More than half of the UK consumers do not use a guide book to help them choose a restaurant or hotel, according to exclusive Caterer research.
The NOP survey of 1,000 adults in England, Wales and Scotland found that only 5% of hotel and restaurant customers regularly used a guide book to inform their choice.
Just over one-third referred to a guidebook regularly but the guides were irrelevant to the choices made by 57% of the survey.
Albert Hampson, head of hotel services at the AA, said Caterer‘s figures broadly reflected research by the committee harmonising the five hotel rating schemes.
It found that, while 88% of people were aware of the AA rating scheme, only 38% took it into account when choosing a hotel.
Hampson added that increasing numbers now used the internet for hotel information, with the AA's own accommodation site attracting 6.9 million visits last year.
Peter Harden, co-editor of the Harden's restaurant guides, believed the British were less reliant on guides than the French and the Americans - and he put that down to apathy.

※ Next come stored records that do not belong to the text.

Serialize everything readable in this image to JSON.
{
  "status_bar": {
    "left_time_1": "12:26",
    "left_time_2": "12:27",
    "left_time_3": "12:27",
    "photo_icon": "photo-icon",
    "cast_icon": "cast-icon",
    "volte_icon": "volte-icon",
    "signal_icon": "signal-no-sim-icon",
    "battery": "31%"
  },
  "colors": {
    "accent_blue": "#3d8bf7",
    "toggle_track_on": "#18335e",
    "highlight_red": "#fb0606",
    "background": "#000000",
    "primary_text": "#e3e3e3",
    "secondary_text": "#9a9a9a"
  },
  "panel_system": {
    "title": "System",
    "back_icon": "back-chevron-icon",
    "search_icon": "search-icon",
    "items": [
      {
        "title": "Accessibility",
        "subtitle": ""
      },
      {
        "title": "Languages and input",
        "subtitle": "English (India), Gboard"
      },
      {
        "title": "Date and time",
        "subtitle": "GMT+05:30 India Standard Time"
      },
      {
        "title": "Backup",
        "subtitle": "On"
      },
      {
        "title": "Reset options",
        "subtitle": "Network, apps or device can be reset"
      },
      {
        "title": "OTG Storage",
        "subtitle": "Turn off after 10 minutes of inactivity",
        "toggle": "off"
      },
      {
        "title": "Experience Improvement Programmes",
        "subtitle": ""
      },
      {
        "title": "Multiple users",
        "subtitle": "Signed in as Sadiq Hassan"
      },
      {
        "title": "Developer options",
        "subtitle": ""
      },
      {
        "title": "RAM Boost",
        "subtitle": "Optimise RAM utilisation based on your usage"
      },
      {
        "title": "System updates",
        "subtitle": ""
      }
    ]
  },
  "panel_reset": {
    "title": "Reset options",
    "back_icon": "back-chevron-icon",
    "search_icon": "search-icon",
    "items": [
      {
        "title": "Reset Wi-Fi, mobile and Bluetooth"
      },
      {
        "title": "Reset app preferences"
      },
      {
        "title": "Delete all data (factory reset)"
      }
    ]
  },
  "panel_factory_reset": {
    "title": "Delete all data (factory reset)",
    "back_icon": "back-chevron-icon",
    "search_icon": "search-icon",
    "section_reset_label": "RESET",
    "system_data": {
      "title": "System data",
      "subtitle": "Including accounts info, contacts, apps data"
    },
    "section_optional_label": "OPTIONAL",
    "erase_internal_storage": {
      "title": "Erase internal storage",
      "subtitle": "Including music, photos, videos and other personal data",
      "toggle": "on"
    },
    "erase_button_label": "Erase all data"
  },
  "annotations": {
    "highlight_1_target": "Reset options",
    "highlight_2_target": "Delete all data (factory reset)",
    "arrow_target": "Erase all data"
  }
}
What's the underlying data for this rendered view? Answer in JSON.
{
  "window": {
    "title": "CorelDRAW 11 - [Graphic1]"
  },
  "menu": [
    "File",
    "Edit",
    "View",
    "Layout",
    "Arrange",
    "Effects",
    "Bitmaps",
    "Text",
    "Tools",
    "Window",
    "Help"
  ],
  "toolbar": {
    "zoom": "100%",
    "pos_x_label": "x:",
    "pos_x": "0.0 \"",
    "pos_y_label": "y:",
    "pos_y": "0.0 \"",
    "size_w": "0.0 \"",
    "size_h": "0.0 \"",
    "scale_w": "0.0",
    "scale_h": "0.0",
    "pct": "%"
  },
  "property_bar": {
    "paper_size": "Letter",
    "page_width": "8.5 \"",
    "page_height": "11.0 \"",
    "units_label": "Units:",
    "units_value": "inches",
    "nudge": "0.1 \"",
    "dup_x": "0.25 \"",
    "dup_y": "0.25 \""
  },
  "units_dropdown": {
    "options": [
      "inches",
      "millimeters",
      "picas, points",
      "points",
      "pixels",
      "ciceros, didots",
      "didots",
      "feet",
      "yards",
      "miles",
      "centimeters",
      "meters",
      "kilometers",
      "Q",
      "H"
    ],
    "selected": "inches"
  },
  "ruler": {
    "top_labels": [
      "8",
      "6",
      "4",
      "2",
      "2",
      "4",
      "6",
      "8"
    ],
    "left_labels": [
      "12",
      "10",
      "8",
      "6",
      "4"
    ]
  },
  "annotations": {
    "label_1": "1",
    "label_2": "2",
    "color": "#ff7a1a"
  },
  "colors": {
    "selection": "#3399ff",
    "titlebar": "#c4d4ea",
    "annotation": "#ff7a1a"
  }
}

"It is extraordinary that people think nothing of buying a couple of magazines to buy a computer worth £400, yet getting a couple, who spend perhaps £2,500 a year eating out once a week, to spend £10 to £15 on a guide book is very difficult," he added.
Among guide users, the Good Food Guide emerged as the clear favourite, followed by the AA, the RAC (which is soon to be dropped), Michelin and Time Out.
Hampson reckoned the preference list broadly reflected bookshop sales, which are topped by the Good Food Guide, followed by the AA, Michelin, Time Out, and Harden's.
But Harden reckoned London-focused restaurant guides - such as Time Out, Harden's and Zagat - probably fared better than Caterer‘s nationwide survey suggested, as the M25 area represented about 50% of the UK's restaurant market.
Both Hampson and Harden were satisfied that the vast majority (71%) found the guides "fairly" or "very" useful.